Nürnberg - Für den geplanten Neubau des Zentrums für seelische Gesundheit im Klinikum Nürnberg Standort Nord müssen drei ältere Gebäude weichen.

Da an den Gebäuden in den vergangenen Jahren Mauersegler brüteten, wurden laut Klinikum mit dem Umweltamt der Stadt Nürnberg Maßnahmen umgesetzt, um den Bestand der faszinierenden Flugkünstler zu sichern.

So wurden Ersatzkästen für Mauersegler an Nachbargebäuden angebracht und damit eine Vielzahl von neuen Brutplätzen für diese Vögel geschaffen. Darüber hinaus lässt das Klinikum ein Monitoring der aufgehängten Mauersegler-Nistkästen sowie eine regelmäßige Nistkastenpflege durchführen. Nun hat sich das Klinikum Nürnberg von Klaus Bäuerlein aus Abenberg beraten lassen.

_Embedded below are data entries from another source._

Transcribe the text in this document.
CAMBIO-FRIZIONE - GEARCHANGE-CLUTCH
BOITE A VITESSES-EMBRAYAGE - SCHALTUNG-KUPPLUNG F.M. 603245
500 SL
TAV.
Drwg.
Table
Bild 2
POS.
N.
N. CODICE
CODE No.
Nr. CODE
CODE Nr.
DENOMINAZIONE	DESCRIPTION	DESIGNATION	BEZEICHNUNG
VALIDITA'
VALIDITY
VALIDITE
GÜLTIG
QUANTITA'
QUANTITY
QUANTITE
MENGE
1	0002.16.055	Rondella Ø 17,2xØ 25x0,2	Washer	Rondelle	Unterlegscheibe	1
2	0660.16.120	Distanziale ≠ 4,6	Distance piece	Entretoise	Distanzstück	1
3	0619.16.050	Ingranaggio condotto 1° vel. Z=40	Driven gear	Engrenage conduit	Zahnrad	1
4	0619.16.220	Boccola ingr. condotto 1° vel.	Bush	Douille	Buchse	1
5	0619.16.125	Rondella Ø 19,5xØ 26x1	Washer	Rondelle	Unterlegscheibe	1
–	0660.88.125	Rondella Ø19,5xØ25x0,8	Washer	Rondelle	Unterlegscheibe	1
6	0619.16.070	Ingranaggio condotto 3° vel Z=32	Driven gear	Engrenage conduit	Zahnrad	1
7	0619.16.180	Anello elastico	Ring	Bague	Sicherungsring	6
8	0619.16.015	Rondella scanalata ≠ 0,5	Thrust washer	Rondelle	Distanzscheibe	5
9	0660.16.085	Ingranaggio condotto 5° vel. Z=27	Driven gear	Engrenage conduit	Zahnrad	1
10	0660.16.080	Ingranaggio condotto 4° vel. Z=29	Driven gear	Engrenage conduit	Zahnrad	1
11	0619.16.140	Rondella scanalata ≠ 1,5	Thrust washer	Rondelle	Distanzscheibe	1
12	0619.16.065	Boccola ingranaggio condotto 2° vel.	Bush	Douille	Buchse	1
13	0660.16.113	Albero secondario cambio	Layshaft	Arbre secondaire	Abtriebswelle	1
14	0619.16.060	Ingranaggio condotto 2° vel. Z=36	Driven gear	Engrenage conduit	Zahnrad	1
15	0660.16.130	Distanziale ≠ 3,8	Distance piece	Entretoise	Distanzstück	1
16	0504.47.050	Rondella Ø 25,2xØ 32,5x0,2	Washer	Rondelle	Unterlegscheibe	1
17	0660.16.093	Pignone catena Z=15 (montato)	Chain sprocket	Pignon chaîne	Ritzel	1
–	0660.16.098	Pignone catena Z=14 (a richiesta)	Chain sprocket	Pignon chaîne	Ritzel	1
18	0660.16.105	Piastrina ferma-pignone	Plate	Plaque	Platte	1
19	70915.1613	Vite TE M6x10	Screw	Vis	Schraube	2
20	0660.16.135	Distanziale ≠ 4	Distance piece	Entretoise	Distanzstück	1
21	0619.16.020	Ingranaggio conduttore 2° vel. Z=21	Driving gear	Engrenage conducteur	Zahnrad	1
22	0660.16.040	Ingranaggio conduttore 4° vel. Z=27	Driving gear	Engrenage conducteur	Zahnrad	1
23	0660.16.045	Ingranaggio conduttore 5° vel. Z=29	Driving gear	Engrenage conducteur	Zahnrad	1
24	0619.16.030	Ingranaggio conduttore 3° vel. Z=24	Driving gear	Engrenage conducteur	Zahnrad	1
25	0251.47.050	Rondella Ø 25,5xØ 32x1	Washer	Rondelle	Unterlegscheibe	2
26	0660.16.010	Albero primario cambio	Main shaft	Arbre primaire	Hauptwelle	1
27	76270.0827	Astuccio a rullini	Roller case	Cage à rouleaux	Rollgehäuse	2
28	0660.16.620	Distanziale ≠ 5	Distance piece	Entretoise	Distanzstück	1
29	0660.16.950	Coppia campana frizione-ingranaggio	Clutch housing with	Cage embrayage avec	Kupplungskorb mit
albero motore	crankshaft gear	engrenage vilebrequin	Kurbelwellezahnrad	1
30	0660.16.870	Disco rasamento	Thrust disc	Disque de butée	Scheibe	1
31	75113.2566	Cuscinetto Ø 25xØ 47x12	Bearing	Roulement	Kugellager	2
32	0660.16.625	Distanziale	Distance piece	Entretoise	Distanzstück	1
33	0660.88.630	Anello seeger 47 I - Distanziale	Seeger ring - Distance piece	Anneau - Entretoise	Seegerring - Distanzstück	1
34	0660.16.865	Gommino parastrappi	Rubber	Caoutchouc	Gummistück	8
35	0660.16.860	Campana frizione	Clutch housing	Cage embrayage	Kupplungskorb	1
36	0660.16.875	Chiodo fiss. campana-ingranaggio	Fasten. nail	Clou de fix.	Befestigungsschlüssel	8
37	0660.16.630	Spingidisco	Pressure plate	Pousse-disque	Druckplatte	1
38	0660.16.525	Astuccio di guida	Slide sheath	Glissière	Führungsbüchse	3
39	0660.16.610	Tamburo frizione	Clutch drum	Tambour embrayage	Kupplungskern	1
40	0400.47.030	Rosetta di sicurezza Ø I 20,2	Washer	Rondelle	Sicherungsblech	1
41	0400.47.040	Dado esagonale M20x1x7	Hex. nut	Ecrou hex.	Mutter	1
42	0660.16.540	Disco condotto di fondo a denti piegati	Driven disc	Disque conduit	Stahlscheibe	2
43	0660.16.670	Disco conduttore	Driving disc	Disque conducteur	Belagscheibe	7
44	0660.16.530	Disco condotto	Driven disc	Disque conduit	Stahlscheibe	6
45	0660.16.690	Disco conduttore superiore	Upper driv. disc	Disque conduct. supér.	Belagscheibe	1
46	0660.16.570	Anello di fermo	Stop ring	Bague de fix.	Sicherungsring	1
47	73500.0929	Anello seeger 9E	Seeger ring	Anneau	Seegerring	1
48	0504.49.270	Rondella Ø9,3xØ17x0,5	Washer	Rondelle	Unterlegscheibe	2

Er ist ehrenamtlich im Landesbund für Vogelschutz tätig und gilt in der Region als der absolute Mauersegler-Experte. Seit Jahrzehnten erforscht Bäuerlein in seiner Freizeit das Leben dieses Vogels, der ihn aus mehreren Gründen fasziniert. "Der Mauersegler steckt jeden ambitionierten Ausdauersportler mit Leichtigkeit in die Tasche. " Bäuerlein berichtet, dass erwachsene Mauersegler neun Monate und Jungtiere bis zu zwei Jahre ununterbrochen in der Luft sind. "Sie essen und schlafen im Flug. "

Faszinierend findet Bäuerlein auch, dass Mauersegler an den Augen ein Visier gegen den Saharastaub und gegen die Sonne herunterklappen können und dass sie bei einer Fluggeschwindigkeit von 50 km/h ein zwei Millimeter großes Insekt wahrnehmen können.

In jeder freien Minute beschäftigt sich Bäuerlein mit dem Mauersegler. Er hat dem Klinikum empfohlen, zusätzliche Nistkästen anzubringen. Kein Wunder, dass er nun im Klinikum selbst mit Hand anlegte, um die Nistkästen anzubringen. "Dass das Klinikum mit der Maßnahme über die gesetzlichen Vorschriften hinausgeht, ist positiv und sehr sinnvoll", sagt Bäuerlein. In der gewohnten Einflugschneise sollen die zusätzlichen Nistkästen den von den Baumaßnahmen irritierten Mauerseglern Brutplätze bieten. "Diese Maßnahmen dienen dazu, die Existenz der Mauerseglerpopulation zu stabilisieren und zu sichern", erläutert Bäuerlein. Die Population an diesem Standort umfasst 15 bis 20 Brutpaare.